Why do women quit (and men don’t)? – time.news

by time news
Of Maria Serena Christmas

Angela Merkel, Jacinda Ardern, Nicola Sturgeon: very different paths with a common awareness: the scepter of power at a certain point “is no longer worth it”

Thinking about it, it started with Angela Merkel. In 2021 the Christian-Democratic chancellor who had made the history of Germany and Europe for 16 years could reapply, but she did not and eclipsed herself. Last January, New Zealander Jacinda Ardern, Labor leader since 2017, said she had “no more petrol in the tank and had slept well for the first time in a long time” only after resigning. Now it is the pro-independence premier Nicola Sturgeon who has given up after eight years and rejected the chalice of martyrdom that the other queen of Scotland accepted with proud self-denial – but they were other times, other standards and that was Maria Stuarda. Paths, visible and underground, very different with a common awareness: the scepter of power, the one to which men tend to cling for life except for electoral catastrophes but even there it is not said, at a certain point “it is no longer worth it”. When you get to this point depends on circumstances and physique du rôle. In the cases of Ardern and Sturgeon, after controversies and avalanches of personal attacks amplified by disintermediated and violent communication: Jacinda targeted by no-vaxes and even the target of death threats for the firearms regulation project, Nicola contested for the law on sex reassignment from the age of 16 and for the case of the rapist who ended up in a women’s prison after declaring himself trans. Due to the difficulties of recent months, the Scottish woman has been accused by the establishment and by former comrades in the struggle of having compromised the entire independence battle that is finally at the center of the political agenda. And precisely with the desire to preserve the cause and entrust it to less polarizing leaders, as well as with the tiredness of a load carried in blissful solitude, Sturgeon explained the step backwards: «Being prime minister had a profound physical and mental impact on me . And politics is brutal.” So far, net of mistakes and defeats that are still part of the game and in a public discourse that has already reappropriated fragility for some time now, the positive side: those who leave know that they cannot give more. Consistency, responsibility, spirit of service. A question, however, makes its way between the lines of the official statements. Why, from politics to everything else, does this system of power – the System – wear women down so much more?

Maybe because we haven’t changed it yet. It is always the dear old vertical order on a human scale built on rules, times, habits, automatisms and simple male preferences. That requires us to let ourselves be assimilatedby conviction or convenience it doesn’t matter, renouncing or reducing or even just suspending one’s own irreducible otherness for a period of life. Because despite the endless monologue on the duty to “equalize” rights, opportunities, salaries (hope is the last to die), reality remains odd, with a fundamental gap between men and women in the way of reading the world, setting priorities, marking time. It doesn’t change much that at the origin of irreconcilable visions, which could be complementary, there are culture or biology. That reassuring, deep-rooted, sneaky reduction of women to a function remainsas in the best patriarchal tradition: the System recognizes based on the role and the role must be functional to the project of others. Not yours.

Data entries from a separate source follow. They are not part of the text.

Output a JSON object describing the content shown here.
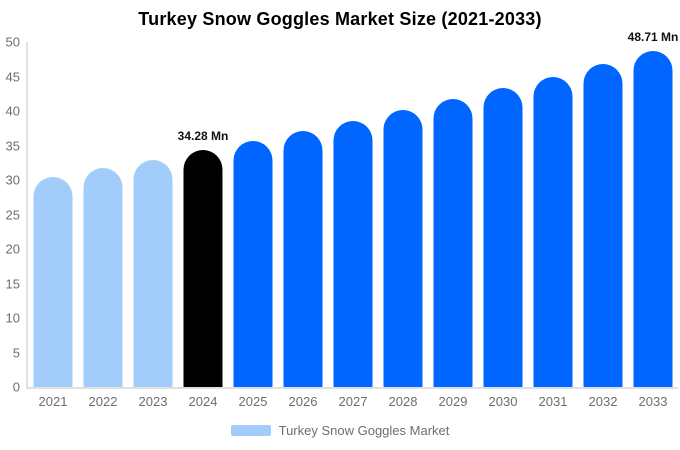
{
  "title": "Turkey Snow Goggles Market Size (2021-2033)",
  "legend": {
    "label": "Turkey Snow Goggles Market",
    "swatch_color": "#a2ccfa"
  },
  "colors": {
    "background": "#ffffff",
    "historical_bar": "#a2ccfa",
    "base_year_bar": "#000000",
    "forecast_bar": "#0066ff",
    "axis_line": "#e0e0e0",
    "axis_text": "#6e6e6e",
    "annotation_text": "#111111",
    "title_text": "#000000"
  },
  "chart_data": {
    "type": "bar",
    "title": "Turkey Snow Goggles Market Size (2021-2033)",
    "unit": "Mn",
    "categories": [
      "2021",
      "2022",
      "2023",
      "2024",
      "2025",
      "2026",
      "2027",
      "2028",
      "2029",
      "2030",
      "2031",
      "2032",
      "2033"
    ],
    "values": [
      30.5,
      31.7,
      32.9,
      34.28,
      35.7,
      37.1,
      38.5,
      40.1,
      41.8,
      43.4,
      44.9,
      46.8,
      48.71
    ],
    "bar_colors": [
      "#a2ccfa",
      "#a2ccfa",
      "#a2ccfa",
      "#000000",
      "#0066ff",
      "#0066ff",
      "#0066ff",
      "#0066ff",
      "#0066ff",
      "#0066ff",
      "#0066ff",
      "#0066ff",
      "#0066ff"
    ],
    "data_labels": [
      {
        "category": "2024",
        "text": "34.28 Mn"
      },
      {
        "category": "2033",
        "text": "48.71 Mn"
      }
    ],
    "xlabel": "",
    "ylabel": "",
    "ylim": [
      0,
      50
    ],
    "yticks": [
      0,
      5,
      10,
      15,
      20,
      25,
      30,
      35,
      40,
      45,
      50
    ],
    "grid": false,
    "legend_position": "bottom",
    "legend_entries": [
      "Turkey Snow Goggles Market"
    ]
  }
}
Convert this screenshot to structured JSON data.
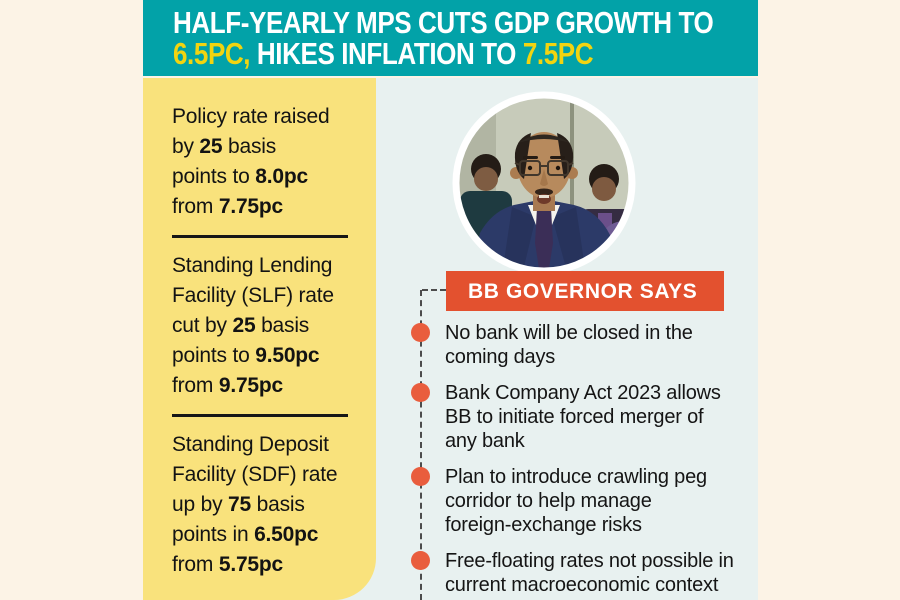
{
  "colors": {
    "background": "#fcf3e6",
    "header_teal": "#02a2a8",
    "header_highlight_yellow": "#f2d410",
    "rates_panel_yellow": "#f9e27c",
    "right_panel": "#e8f1f0",
    "banner_orange": "#e3512f",
    "bullet_dot": "#e95d3d",
    "body_text": "#151515"
  },
  "header": {
    "lines": [
      [
        {
          "text": "HALF-YEARLY MPS CUTS GDP GROWTH TO",
          "highlight": false
        }
      ],
      [
        {
          "text": "6.5PC,",
          "highlight": true
        },
        {
          "text": " HIKES INFLATION TO ",
          "highlight": false
        },
        {
          "text": "7.5PC",
          "highlight": true
        }
      ]
    ]
  },
  "rate_cards": [
    {
      "text": "Policy rate raised\nby **25** basis\npoints to **8.0pc**\nfrom **7.75pc**"
    },
    {
      "text": "Standing Lending\nFacility (SLF) rate\ncut by **25** basis\npoints to **9.50pc**\nfrom **9.75pc**"
    },
    {
      "text": "Standing Deposit\nFacility (SDF) rate\nup by **75** basis\npoints in **6.50pc**\nfrom **5.75pc**"
    }
  ],
  "governor_says": {
    "banner_label": "BB GOVERNOR SAYS",
    "photo_subject": "BB Governor speaking at event",
    "bullets": [
      "No bank will be closed in the\ncoming days",
      "Bank Company Act 2023 allows\nBB to initiate forced merger of\nany bank",
      "Plan to introduce crawling peg\ncorridor to help manage\nforeign-exchange risks",
      "Free-floating rates not possible in\ncurrent macroeconomic context"
    ]
  }
}
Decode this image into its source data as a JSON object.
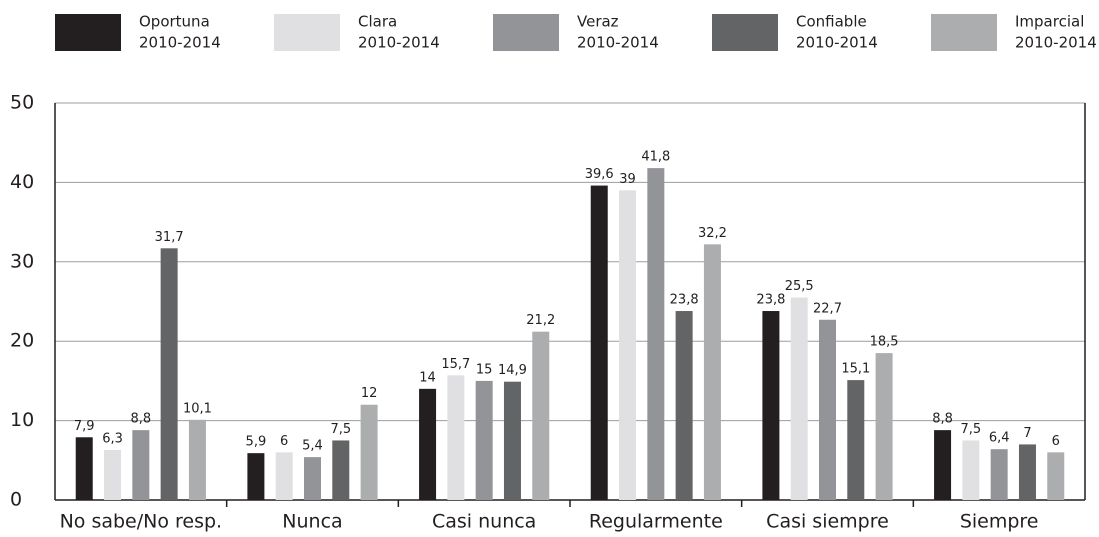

It is the fear of masculinization of the feminine made explicit by Elena Ferrante in the recent interview with Paolo Giordano on 7
. How does it come out? The first step is to talk about it, to acquire and strengthen awareness that it is possible to guide, direct, shape the world in a new, freer and, yes, more ours way. Especially when that world seems irreversibly devoted to a development model centered on the dematerialization of reality and the dehumanization of relationships. It will not be a coincidence that when they said goodbye, both Jacinda and Nicola said the same words: “I am a human being” (Angela didn’t go that far).